Markets have definitely stabilized since Sept. 18 and the level of fear has come down quite a bit. So this mitigates against the need for another 50 point cut.
Also mitigating against another 50 point cut is gold near $800 and the dollar at all time lows against the euro and a basket of other major currencies. These are market signals of inflation and another 50 point cut creates the possibility of a dollar crisis.
On the other side, housing continues to be a disaster, defaults and foreclosures continue to mount and there are signs that consumer spending is beginning to wane.
The problem with not cutting is that markets have been rallying in expectation of one and no cut would probably result in a huge selloff.
Plus, there is still the problem with housing and some weakness in the economy that might call for lower rates.
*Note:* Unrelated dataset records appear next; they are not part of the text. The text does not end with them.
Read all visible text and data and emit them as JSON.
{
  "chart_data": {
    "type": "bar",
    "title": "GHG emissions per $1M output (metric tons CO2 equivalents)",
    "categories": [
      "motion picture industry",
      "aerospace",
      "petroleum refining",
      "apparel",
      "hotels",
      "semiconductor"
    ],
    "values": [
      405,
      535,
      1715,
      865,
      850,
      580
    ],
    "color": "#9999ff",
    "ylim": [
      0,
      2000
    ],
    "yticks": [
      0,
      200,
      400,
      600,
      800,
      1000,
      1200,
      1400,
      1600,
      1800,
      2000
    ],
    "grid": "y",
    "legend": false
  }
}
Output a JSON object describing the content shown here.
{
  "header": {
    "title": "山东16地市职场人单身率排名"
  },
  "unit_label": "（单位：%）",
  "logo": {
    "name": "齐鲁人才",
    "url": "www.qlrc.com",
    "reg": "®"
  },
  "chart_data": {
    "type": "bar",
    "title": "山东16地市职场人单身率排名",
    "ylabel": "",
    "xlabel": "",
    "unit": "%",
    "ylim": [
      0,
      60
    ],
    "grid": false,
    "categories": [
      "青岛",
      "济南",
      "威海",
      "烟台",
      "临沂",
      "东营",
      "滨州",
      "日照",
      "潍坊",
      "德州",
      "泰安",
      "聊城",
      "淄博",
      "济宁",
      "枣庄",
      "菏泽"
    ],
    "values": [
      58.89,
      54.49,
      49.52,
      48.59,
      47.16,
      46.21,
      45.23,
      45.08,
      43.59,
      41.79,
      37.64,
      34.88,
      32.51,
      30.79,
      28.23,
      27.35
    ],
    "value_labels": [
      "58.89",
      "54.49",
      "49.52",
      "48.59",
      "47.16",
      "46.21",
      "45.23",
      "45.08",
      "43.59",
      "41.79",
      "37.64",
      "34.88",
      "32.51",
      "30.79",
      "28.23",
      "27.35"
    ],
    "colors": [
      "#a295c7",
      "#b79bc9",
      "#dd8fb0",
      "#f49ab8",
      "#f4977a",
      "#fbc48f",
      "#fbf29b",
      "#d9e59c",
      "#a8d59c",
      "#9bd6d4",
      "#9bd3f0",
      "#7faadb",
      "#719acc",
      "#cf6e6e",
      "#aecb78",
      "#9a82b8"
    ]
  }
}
That’s why the most likely course of action is a 25 basis point cut.
I think the likelihood of the different scenarios breaks down about this way:
50 point cut: 10% chance
25 basis point cut: 70% chance
No Cut: 20% chance
The next question becomes: How will markets react to each of these scenarios?
If the FOMC doesn’t cut, stocks and gold will selloff badly, and the dollar will rally strongly.
If the FOMC cuts 50, stocks, bonds and gold will explode, and the dollar will tank. One wonders, however, whether stock investors won’t have second thoughts when they think about why Bernanke and the Fed would be cutting 50 at some point.
If the FOMC cuts 25, which seems most likely, stocks will either rally slightly, hold their ground or selloff a bit, depending on the accompanying statement. But there shouldn’t be a big move either way, with more room on the downside.
Gold will probably hold steady and continue its up trend, while the dollar will also hold steady while continuing on its overall downtrend.